ECLI:NL:CRVB:2014:112
Centrale Raad van Beroep
- Hoger beroep
- J.P.M. Zeijen
- W.F. Claessens
- J.M.A. van der Kolk-Severijns
- Rechtspraak.nl
Beoordeling van de ontvankelijkheid van bezwaar tegen besluit tot intrekking van bijstand
In deze zaak heeft de Centrale Raad van Beroep op 21 januari 2014 uitspraak gedaan in hoger beroep tegen een eerdere uitspraak van de rechtbank Limburg.

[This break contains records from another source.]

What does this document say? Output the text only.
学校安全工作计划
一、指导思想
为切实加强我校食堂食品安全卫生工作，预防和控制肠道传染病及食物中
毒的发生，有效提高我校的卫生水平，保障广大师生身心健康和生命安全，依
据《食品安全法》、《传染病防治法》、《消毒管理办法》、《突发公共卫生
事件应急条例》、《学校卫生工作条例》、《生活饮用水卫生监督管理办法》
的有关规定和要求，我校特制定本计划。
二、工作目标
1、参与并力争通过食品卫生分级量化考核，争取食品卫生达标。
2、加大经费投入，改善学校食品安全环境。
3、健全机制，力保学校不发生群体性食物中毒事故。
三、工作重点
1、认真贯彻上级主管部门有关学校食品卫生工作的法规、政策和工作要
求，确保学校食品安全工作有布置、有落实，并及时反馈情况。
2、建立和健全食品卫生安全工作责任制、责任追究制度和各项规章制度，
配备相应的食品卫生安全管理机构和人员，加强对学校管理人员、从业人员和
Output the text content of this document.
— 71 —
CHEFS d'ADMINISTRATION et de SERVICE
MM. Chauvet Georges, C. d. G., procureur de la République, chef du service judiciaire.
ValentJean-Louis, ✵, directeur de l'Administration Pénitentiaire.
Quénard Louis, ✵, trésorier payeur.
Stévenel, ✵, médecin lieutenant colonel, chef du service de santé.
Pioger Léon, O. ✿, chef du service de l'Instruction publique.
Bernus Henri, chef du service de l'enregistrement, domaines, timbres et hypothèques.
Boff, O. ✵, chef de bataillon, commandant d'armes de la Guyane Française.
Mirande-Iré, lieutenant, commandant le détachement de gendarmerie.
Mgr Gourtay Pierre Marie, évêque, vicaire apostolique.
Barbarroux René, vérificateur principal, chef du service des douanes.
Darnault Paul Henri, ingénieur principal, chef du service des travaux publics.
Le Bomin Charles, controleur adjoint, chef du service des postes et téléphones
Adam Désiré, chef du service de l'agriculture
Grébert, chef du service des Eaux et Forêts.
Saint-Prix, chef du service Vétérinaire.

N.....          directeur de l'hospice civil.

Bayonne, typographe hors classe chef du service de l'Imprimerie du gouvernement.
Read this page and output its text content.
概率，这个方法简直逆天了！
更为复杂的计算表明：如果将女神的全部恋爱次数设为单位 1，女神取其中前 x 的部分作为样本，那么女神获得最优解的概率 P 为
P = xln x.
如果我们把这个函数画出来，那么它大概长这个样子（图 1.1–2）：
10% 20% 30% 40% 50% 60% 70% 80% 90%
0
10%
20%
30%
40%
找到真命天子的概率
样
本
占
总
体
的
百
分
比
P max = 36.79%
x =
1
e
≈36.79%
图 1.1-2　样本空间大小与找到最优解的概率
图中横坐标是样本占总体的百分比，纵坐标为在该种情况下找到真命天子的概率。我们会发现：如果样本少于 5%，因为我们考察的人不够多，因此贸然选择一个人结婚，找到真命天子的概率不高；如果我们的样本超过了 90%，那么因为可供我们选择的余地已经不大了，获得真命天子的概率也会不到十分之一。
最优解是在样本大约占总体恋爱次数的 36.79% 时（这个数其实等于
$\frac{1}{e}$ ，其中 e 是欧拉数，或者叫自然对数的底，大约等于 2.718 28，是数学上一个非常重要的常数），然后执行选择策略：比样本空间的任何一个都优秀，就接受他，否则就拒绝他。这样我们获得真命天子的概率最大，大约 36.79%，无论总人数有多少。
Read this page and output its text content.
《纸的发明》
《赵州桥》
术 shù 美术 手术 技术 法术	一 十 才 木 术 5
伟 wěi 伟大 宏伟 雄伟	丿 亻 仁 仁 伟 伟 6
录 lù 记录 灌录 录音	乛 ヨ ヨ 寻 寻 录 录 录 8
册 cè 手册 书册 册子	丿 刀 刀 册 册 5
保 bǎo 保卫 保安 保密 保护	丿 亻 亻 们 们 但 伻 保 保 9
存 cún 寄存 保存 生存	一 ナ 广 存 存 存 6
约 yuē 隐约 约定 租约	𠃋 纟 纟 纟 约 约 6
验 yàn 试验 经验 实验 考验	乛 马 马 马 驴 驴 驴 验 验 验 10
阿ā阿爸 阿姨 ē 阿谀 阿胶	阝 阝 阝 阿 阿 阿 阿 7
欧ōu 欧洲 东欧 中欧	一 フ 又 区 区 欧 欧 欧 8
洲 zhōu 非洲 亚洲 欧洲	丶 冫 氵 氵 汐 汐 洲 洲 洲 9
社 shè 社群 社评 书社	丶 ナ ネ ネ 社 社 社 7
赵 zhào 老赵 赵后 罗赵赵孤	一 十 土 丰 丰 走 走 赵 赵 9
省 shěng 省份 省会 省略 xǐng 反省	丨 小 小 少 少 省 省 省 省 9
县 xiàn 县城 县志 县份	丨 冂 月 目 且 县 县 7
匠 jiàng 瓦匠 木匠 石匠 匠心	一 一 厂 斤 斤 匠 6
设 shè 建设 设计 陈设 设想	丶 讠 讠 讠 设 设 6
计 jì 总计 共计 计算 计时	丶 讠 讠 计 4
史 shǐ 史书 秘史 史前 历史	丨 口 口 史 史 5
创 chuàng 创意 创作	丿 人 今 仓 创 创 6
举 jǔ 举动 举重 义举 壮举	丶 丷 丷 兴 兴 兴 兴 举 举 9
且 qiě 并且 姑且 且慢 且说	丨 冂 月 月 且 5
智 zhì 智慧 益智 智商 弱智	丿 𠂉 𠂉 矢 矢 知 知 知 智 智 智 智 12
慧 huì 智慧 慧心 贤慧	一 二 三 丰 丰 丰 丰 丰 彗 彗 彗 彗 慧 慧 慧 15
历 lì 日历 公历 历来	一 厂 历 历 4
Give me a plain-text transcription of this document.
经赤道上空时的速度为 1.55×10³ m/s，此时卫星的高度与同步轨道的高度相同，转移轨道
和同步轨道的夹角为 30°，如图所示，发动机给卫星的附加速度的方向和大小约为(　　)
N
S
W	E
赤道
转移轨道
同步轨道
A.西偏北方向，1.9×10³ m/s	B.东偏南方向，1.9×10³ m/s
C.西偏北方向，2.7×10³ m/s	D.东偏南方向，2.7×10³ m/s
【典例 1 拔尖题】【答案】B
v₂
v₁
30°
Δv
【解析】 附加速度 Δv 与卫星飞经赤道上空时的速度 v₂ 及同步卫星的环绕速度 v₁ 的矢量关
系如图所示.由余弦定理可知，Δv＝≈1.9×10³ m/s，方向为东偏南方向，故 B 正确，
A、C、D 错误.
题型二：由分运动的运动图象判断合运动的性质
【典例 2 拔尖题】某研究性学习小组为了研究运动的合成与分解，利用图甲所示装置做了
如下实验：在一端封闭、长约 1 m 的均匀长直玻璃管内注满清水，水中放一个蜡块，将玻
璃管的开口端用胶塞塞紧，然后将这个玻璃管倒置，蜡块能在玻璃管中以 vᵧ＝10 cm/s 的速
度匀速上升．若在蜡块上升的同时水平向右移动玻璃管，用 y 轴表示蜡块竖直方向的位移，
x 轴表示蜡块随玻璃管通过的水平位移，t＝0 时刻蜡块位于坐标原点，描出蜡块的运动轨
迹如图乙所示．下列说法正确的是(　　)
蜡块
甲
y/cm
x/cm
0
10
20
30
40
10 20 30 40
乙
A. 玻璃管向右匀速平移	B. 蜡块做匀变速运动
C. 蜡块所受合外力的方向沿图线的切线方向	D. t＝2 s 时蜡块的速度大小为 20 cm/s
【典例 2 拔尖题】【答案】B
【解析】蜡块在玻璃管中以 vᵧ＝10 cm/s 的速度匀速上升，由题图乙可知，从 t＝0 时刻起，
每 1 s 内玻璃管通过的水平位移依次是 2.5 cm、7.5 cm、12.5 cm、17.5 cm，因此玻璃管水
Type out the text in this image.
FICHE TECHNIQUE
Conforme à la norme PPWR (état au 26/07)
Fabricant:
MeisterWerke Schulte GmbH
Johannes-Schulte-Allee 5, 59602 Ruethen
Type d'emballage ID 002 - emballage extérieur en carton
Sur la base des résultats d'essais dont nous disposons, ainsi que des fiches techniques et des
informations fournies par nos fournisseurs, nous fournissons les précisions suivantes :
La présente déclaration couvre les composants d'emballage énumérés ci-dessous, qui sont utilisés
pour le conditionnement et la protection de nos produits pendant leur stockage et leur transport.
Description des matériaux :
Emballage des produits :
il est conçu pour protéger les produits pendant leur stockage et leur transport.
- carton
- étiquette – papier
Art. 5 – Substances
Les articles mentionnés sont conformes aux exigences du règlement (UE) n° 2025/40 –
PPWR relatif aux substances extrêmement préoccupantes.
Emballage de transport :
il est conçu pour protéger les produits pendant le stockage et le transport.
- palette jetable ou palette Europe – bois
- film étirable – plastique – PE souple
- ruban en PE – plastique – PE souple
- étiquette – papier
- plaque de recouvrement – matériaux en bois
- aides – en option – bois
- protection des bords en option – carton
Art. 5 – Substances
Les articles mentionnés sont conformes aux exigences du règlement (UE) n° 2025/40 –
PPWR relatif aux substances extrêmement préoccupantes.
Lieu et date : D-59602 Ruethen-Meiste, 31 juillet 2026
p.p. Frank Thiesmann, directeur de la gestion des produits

De appellant, die sinds 20 december 2005 een uitkering ontving op grond van de Wet werk en bijstand (WWB), had bezwaar gemaakt tegen een besluit van het dagelijks bestuur van de Regionale Sociale Dienst Pentasz Mergelland. Dit besluit, genomen op 12 november 2009, hield in dat de bijstand van de appellant over de periode van 3 mei 2007 tot en met 30 april 2008 werd ingetrokken en dat de gemaakte kosten van bijstand tot een bedrag van € 13.098,29 van hem teruggevorderd werden. Het bezwaar van de appellant werd door het dagelijks bestuur niet-ontvankelijk verklaard wegens termijnoverschrijding.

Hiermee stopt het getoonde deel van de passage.